Une collaboration de Robert Howe, consultant en pédagogie de l'enseignement supérieur, spécialiste en évaluation.

Encore récemment, des politiciens ont agité, à saveur de scandale, une pratique administrative qui, semble-t-il, consisterait à « gonfler » les notes de certains étudiants du système scolaire[i]. On peut comprendre que des politiciens fassent de la petite politique partisane en lançant des pelures de bananes au ministre de l’éducation, peut-être pour nous convaincre qu’ils feraient mieux que lui s’ils étaient au pouvoir. Et dans cet exercice, ils utilisent habilement  le mot « gonflé », de façon délibérément tendancieuse, pour faire plus choquant.

Ce faisant, ces sorties partisanes remettent à l’avant-plan la question du professionnalisme des enseignants, leur autonomie, leur compétence dans la décision menant à des verdicts de réussite ou d’échec des étudiants. Il est clair que ces politiciens critiquent le ministre. Mais il se peut, en dommage collatéral, que le public puisse confondre les activités des enseignants en salle de classe avec celles du ministère et des autorités administratives. Clarifions les choses, du point de vue de la gestion des notes par les enseignants.

La marge d’erreur

Tous les enseignants savent que les notes ne peuvent en aucun cas prétendre à la précision, comme si on était en laboratoire de physique. Cette réalité s’explique simplement. Déjà, la documentation professionnelle concernant les tests standardisés et validés rigoureusement reconnaît une probabilité d’erreur de mesure de plus ou moins 3%. Or, les outils et dispositifs d’évaluation que les enseignants de l’enseignement supérieur utilisent pour être témoins des apprentissages des étudiants ne sont pas standardisés. Les enseignants construisent tout eux-mêmes : plans de cours, activités d’apprentissage, outils et stratégies d’évaluation.  La plupart, mais pas nécessairement tous, vont demander à un ou  plusieurs collègues de valider leurs évaluations, sur les critères de clarté et de pertinence.

Les enjeux de la note

On utilise divers moyens ou outils pour collecter des traces des apprentissages. Ces traces ne sont que des échantillons parce qu’on ne peut pas tout évaluer. À partir des traces que nous collectons (par des examens, des tâches, des problèmes à résoudre, etc.), nous ferons une inférence quant aux apprentissages des étudiants. Cette inférence s’exprime par une note.

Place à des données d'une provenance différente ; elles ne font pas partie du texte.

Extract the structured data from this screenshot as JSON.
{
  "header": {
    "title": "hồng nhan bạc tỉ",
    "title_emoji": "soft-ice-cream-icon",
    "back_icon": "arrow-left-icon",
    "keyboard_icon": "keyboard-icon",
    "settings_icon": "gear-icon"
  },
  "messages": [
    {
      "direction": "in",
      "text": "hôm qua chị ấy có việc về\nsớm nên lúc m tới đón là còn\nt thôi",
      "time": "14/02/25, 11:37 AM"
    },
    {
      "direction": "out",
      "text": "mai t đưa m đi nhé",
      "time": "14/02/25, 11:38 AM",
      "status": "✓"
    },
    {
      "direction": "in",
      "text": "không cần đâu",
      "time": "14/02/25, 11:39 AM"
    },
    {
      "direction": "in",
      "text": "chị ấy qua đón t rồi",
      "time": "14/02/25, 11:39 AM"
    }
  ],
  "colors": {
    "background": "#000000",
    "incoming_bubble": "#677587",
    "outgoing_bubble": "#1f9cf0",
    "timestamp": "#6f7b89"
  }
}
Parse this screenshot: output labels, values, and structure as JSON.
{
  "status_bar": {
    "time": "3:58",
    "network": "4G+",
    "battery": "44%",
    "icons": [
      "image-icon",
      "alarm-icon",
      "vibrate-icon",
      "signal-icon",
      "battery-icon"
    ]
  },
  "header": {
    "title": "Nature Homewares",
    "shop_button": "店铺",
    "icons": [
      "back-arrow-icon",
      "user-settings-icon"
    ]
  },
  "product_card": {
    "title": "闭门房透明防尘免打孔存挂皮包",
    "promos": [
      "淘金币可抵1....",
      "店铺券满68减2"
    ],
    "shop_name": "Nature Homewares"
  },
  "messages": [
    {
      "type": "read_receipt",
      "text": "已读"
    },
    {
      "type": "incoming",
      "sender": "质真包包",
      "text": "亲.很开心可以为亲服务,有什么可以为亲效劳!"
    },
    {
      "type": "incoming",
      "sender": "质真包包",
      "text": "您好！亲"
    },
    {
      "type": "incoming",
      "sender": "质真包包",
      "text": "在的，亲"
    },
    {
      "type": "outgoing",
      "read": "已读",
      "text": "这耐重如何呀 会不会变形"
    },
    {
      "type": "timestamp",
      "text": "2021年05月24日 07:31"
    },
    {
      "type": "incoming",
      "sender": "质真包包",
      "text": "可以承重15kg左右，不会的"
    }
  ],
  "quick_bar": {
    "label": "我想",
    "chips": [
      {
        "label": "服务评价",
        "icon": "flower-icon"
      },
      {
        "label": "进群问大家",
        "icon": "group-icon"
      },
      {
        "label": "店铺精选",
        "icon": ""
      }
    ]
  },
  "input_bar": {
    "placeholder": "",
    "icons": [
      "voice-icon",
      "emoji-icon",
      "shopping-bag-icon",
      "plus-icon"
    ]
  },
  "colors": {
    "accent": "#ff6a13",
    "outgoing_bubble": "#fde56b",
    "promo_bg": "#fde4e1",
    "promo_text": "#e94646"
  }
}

La note est un symbole qui représente le jugement de l’enseignant sur le degré d’atteinte des objectifs d’apprentissage. En principe, ce symbole, chiffré au collégial et lettré à l’université, correspond au jugement professionnel de l’enseignant et devrait refléter la réalité des apprentissages. Comme un miroir. Mais certains miroirs sont parfois déformants. Personne (sinon ceux qui pensent à la cote R, mais ça c’est une autre histoire) ne s’inquiète vraiment de l’exactitude d’une note de, disons, 76%. C’est une réussite à l’examen et, si c’est la note finale, c’est la réussite au cours. Mais si la note est inférieure à 60%, nous savons tous que c’est l’échec. Il arrive toutefois (et il arrivera toujours, quoiqu’en diront les politiciens) que cette somme arithmétique rende l’enseignant mal à l’aise. Celui-ci pourrait (ça arrive et ça arrivera toujours) penser que cette note ne correspond pas tout à fait à son jugement professionnel. Il arrive qu’un prof, devant une note proche de ce seuil fatidique de 60%, pense qu’elle ne représente pas tout à fait son jugement professionnel quant à cet étudiant. Ce constat, ce malaise, vaut autant pour une note de réussite minimale (60% à 63%, disons) que pour une note d’échec limite (57% à 59% par exemple). Il pourra consulter un ou des collègues du département ou du programme de formation qui, aussi, auront connu l’étudiant concerné et qui pourront aider l’enseignant à préciser son jugement, à la hausse ou à la baisse, quant à une note et à une décision de réussite ou d’échec.

Plusieurs variables peuvent jouer pour déformer la réalité (le score vrai). Il suffirait que certaines questions soient plus difficiles ou plus faciles que prévu, qu’un critère soit ambigu, qu’une consigne soit équivoque pour empêcher l’étudiant compétent de démontrer sa compétence. Les mêmes défauts pourraient aussi permettre à l’étudiant incompétent de masquer son incompétence. Les enseignants savent que plusieurs variables pourraient mener à ce que la note ne reflète pas exactement la réalité des apprentissages. Or, autour de la note de passage, alors que l’enjeu porte sur la réussite ou l’échec, ce phénomène confronte les enseignants dans leur professionnalité, dans leur sens de l’éthique, dans leur responsabilité de prendre une décision équitable et juste. Aucun enseignant ne va aveuglément donner raison à une addition de chiffres et décider de la réussite ou de l’échec sur la seule foi de cette addition. De par leur position privilégiée de proximité, les enseignants connaissent leurs étudiants et sont capables de juger que la note correspond, ou pas, à la réalité des apprentissages de ses étudiants.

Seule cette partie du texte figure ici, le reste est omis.